The Role of CD19 in the Targeted Treatment of Relapsed/Refractory DLBCL - Episode 2

Treatment Methods: Transplant Eligibility in R/R DLBCL and CAR T Cell Therapy

The experts delve further into treatment methods for relapsed/refractory diffuse large B-cell lymphoma, particular for transplant-eligible and -ineligible patients.

Mazyar Shadman, MD, MPH: In the past 2 years, we’ve had access to a number of new treatment agents or modalities, and I just wonder what your standard practice is. We are waiting for some of the recently announced press releases from some head-to-head trials comparing standard of care to CAR [chimeric antigen receptor] T-cell therapy, but at the moment at least we don’t have any details of those studies. Our standard approach would be to use a second-line chemotherapy, a platinum-based therapy, to achieve a complete remission or maybe a good partial remission as we move with autologous stem cell transplant. There are, of course, patients who are not eligible for a stem cell transplant. I was wondering what your approach is in general in the relapse setting, and then also for patients who are not eligible for a transplant?

Brian T. Hill, MD, PhD: It’s a very similar approach. The standard across the United States and internationally is still to take patients who relapse from, let’s say, R-CHOP [rituximab, cyclophosphamide, hydroxydaunorubicin hydrochloride, vincristine, prednisone] or similar frontline therapy with diffuse large B-cell lymphoma and try to get them into a remission, which will last hopefully for a very long time. The platinum-based chemotherapies that are typically used as second-line regimens, such as R-ICE [rituximab, ifosfamide, carboplatin, etoposide] or R-DHAP [rituximab, dexamethasone, cytarabine, cisplatin] are generally effective at doing this. Once you get into remission, then consolidation with high doses of chemotherapy and autologous stem cell rescue is the standard approach. But we know, unfortunately, that not everyone who needs a transplant gets there, and there are a few reasons why. One of the most common is not even being referred for 1 because you have to go to a transplant center. The other common thing we see, unfortunately, is that people in relapse, when treated with, let’s say, R-ICE [rituximab, ifosfamide, carboplatin] or a similar chemotherapy, don’t respond well. It’s easy if they get a complete remission to move on to transplant, but many patients don’t. Overall, the complete remission rate with platinum-based chemotherapy has been reported somewhere in the 30%-to-40% range, with overall response rates in the 50%-to-60% range. Has that been your experience too? Do you see a lot of patients who don’t respond to salvage treatment, as we call it?

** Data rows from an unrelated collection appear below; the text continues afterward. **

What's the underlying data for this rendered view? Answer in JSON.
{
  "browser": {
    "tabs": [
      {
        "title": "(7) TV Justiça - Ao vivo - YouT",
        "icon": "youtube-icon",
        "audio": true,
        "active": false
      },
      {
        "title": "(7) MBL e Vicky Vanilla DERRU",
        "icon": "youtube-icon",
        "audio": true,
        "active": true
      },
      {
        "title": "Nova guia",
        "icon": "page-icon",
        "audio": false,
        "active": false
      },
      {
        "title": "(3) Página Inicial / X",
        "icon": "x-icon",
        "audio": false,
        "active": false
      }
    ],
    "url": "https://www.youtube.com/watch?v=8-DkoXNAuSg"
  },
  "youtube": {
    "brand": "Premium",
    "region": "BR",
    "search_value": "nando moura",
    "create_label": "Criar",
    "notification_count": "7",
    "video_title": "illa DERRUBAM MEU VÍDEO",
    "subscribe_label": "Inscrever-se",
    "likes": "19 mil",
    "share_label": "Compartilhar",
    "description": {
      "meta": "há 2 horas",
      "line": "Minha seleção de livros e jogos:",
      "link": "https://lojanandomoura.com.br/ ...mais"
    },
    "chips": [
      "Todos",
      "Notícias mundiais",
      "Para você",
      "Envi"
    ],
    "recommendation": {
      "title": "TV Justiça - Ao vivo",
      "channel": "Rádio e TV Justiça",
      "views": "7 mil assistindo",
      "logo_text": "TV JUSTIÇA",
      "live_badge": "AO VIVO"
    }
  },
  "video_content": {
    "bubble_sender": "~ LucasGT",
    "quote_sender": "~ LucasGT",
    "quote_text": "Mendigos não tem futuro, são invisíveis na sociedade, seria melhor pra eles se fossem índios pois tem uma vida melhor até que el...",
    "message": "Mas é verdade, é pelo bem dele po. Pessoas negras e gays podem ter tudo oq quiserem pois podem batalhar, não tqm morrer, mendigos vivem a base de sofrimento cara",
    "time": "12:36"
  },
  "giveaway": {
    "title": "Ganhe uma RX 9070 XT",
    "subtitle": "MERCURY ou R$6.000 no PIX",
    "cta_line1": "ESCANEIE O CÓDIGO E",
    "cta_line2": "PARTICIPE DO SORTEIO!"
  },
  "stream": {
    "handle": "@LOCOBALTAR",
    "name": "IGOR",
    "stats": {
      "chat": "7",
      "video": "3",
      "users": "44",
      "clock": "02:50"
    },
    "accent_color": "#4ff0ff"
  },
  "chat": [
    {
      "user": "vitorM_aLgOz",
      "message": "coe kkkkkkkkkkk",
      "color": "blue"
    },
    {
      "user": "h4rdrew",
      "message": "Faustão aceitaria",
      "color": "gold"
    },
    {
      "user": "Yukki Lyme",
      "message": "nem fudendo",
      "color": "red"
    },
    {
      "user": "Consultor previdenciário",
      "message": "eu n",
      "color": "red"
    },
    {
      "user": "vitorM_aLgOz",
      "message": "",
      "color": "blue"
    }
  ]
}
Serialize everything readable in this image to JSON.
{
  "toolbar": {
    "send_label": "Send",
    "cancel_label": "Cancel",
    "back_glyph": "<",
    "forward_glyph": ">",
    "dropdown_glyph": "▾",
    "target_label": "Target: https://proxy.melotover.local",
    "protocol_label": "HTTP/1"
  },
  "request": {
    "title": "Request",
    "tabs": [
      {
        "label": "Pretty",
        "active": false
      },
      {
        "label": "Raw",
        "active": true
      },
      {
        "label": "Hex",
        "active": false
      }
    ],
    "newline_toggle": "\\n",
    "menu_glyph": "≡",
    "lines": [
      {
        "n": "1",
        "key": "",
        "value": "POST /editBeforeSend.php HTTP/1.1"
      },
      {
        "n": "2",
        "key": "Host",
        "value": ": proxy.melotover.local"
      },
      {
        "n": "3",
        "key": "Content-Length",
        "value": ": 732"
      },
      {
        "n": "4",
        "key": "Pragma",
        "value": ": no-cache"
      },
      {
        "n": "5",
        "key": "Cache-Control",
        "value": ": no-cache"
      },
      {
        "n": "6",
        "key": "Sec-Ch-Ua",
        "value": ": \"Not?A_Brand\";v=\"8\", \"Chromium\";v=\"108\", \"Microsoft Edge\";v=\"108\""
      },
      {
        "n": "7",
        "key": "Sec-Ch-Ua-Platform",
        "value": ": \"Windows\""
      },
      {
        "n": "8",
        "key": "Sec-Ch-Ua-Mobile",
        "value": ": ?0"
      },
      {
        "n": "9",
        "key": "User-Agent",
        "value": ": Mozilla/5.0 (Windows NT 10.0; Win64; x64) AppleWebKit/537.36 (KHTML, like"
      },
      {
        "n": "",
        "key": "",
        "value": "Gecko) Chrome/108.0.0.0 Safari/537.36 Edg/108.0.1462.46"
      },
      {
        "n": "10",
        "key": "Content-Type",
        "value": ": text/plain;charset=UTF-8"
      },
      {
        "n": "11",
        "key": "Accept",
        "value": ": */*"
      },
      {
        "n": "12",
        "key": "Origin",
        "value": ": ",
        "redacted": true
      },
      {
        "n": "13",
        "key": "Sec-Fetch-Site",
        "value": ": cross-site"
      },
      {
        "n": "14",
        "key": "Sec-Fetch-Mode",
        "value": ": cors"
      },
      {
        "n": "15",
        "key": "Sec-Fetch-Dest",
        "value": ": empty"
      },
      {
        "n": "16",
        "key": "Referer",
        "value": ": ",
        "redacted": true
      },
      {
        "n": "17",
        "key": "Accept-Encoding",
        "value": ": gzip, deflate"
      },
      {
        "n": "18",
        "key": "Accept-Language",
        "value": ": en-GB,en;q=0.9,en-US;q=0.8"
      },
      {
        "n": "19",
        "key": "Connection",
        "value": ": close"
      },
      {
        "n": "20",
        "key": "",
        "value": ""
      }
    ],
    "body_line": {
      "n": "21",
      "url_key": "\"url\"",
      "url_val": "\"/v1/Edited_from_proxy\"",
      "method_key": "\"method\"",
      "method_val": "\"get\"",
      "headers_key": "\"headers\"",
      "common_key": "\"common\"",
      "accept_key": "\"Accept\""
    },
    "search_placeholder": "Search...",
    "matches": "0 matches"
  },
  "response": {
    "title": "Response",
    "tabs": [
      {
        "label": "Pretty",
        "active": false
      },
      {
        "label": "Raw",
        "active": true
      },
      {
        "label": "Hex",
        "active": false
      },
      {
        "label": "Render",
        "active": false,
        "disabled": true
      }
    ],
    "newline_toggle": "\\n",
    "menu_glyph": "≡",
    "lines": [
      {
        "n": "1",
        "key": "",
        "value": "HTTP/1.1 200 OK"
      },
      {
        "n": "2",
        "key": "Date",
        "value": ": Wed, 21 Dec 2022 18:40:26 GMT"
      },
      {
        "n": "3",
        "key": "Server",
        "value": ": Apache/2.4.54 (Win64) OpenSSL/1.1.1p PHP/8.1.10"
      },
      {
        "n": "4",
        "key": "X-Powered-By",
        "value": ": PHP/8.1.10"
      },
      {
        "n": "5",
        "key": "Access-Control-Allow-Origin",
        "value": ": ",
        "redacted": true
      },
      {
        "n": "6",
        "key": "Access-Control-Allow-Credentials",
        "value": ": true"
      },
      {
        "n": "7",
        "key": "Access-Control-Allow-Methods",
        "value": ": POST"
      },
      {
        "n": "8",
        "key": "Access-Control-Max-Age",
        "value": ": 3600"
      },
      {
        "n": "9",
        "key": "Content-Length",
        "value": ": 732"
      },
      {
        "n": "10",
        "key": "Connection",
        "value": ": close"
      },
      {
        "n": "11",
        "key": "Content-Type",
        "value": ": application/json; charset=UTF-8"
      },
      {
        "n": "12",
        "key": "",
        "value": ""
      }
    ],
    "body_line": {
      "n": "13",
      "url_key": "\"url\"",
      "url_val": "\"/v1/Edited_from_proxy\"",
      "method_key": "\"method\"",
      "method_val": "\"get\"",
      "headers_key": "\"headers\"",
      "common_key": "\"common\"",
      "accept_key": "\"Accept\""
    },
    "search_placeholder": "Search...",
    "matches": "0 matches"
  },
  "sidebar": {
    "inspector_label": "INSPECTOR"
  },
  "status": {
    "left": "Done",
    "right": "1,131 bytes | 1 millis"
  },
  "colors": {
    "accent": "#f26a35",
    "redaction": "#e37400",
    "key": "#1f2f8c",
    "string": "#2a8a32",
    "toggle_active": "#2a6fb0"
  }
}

Mazyar Shadman, MD, MPH: Yes, we do, and the success rate to get to stem cell transplant in terms of being responsive to next lines of chemotherapy is around 50%, and then looking at an overall cure rate in this setting beyond the first line of around 20% to 30%. Not being transplant eligible happens for 2 reasons, as we talked about. To give somebody a high-dose chemotherapy, they have to show you that they’re sensitive to chemotherapy. But I wonder about the criteria for calling somebody transplant ineligible, mainly for comorbidities or age and factors like that. We’re both coming from large transplant centers. It’s difficult for us to send somebody back for transplant, but it happens. This is a moving target. The risk-benefit assessment changes as you have alternative options. Two years ago I had no option. I may have accepted a patient for transplant with a few more comorbidities. With the treatments that we’ll be discussing, that assessment is different. Is that your experience? Is that what you’ve seen? In general, what kind of patient do you not consider transplant eligible from a comorbidity standpoint?

Brian T. Hill, MD, PhD: You need to have a certain level of organ fitness and functional status, but you’re right that probably the biggest determinant of what we deem to be transplant eligible is their sensitivity to the chemotherapy. The reason why fewer transplants are being done, and we’ve seen that in national databases, is that if you’re not in a complete remission after second-line treatment, you used to not have any options. But now we know even for people who have relapsed after transplant or if they’re not in a good remission going into transplant, we have CAR T-cell treatment as an option.

Maybe we should mention for the audience what CAR T-cell treatment is. Many people are familiar that you can collect patients’ T cells from the peripheral blood and have them manufactured, genetically engineered to express chimeric antigen receptor, that redirects them to target CD19, which is present in all B cells. After a brief period of lymphodepletion, if the cells are readministered to the patient, they have significant antitumor effects and tumor kill, which can lead to responses and even complete remission in patients who were refractory to prior chemotherapy. From that perspective, we have these options for patients who might have been previously considered transplant eligible. Transplant may not be their best option and maybe we should go straight to CAR T-cell therapy.

This transcript has been edited for clarity.